Benign paroxysmal positional vertigo, the most common type of vertigo, causes brief spinning episodes triggered by head movements like rolling over in bed or looking up. BPPV happens when tiny calcium crystals dislodge inside the semicircular canals. It doesn’t directly damage the hearing system, so it shouldn’t cause tinnitus on its own. Yet research shows a strong statistical link: people with BPPV develop tinnitus at more than double the rate of the general population.

The likely explanation is shared risk factors. Age-related changes, reduced blood flow to the inner ear, and metabolic conditions can affect both the balance and hearing portions of the ear independently. So if you have BPPV and also notice ringing, the two symptoms may stem from the same underlying wear on the inner ear rather than one directly causing the other.

When Ringing With Vertigo Signals Something More Serious

In rare cases, one-sided tinnitus paired with balance problems can be an early sign of an acoustic neuroma, a slow-growing, noncancerous tumor on the vestibulocochlear nerve. The classic early symptoms are hearing loss in one ear, ringing in that same ear, and balance problems or a spinning sensation. Because the tumor grows slowly, these symptoms develop gradually over months or years rather than appearing suddenly.

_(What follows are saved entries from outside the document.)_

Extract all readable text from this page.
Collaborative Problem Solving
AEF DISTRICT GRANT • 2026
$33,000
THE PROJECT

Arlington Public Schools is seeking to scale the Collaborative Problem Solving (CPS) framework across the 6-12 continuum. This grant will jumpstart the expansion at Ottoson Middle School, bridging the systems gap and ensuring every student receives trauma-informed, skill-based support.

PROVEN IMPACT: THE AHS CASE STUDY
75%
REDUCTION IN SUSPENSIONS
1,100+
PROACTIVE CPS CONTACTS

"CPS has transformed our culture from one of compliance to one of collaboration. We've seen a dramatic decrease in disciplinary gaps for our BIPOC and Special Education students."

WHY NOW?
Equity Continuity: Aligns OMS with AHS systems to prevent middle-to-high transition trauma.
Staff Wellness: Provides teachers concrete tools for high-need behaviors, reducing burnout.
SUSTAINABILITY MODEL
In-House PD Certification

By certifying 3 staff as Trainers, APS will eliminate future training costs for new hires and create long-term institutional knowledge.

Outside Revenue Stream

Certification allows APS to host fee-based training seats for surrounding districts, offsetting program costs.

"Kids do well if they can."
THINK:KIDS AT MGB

As the tumor enlarges, it can press on nearby nerves and cause facial numbness, headaches, difficulty swallowing, or vision changes. The key red flag pattern is persistent, one-sided hearing loss with tinnitus that doesn’t fluctuate the way Ménière’s symptoms do. If your ringing and imbalance are limited to one side and progressively worsening, imaging can rule this out.

How to Tell What’s Causing Your Symptoms

The timing and pattern of your symptoms are the most useful clues for narrowing down the cause:

  • Brief spinning triggered by head position, with or without ringing: Most consistent with BPPV, especially if episodes last under a minute and stop when you hold still.
  • Vertigo episodes lasting 20 minutes to several hours, with ringing, ear fullness, and fluctuating hearing: Points toward Ménière’s disease.
  • Sudden severe vertigo lasting days, with new ringing or hearing loss: Suggests labyrinthitis, particularly if it started after a cold or upper respiratory infection.
  • Vertigo with ringing, motion sickness, and sensitivity to light or sound: Consistent with vestibular migraine, especially with a history of migraines.
  • Gradually worsening one-sided ringing with progressive hearing loss and imbalance: Warrants evaluation for acoustic neuroma.

Managing Vertigo and Tinnitus Together

Treatment depends entirely on the underlying cause, which is why getting the right diagnosis matters more than treating either symptom in isolation. BPPV, for instance, responds well to specific head-repositioning maneuvers that move the displaced crystals back where they belong. These can resolve vertigo in one or two sessions, though they won’t address tinnitus if it has a separate cause.

For Ménière’s disease, management focuses on reducing the frequency of attacks. Dietary sodium restriction under 2,000 mg daily is a standard starting point, sometimes combined with medications that reduce fluid retention. Some people also benefit from limiting caffeine and alcohol. The tinnitus component often improves when attacks become less frequent, though it may not disappear entirely.

Vestibular migraine is managed with many of the same strategies used for regular migraines: identifying and avoiding triggers, maintaining consistent sleep and meal schedules, and in some cases using preventive medications. When migraine episodes decrease, the associated tinnitus typically does too.

For persistent tinnitus that doesn’t resolve with treatment of the underlying vertigo condition, sound therapy (using background noise or specialized devices to make the ringing less noticeable) and cognitive behavioral approaches can help reduce how much the sound bothers you day to day. Neither eliminates the ringing, but both can significantly change how intrusive it feels.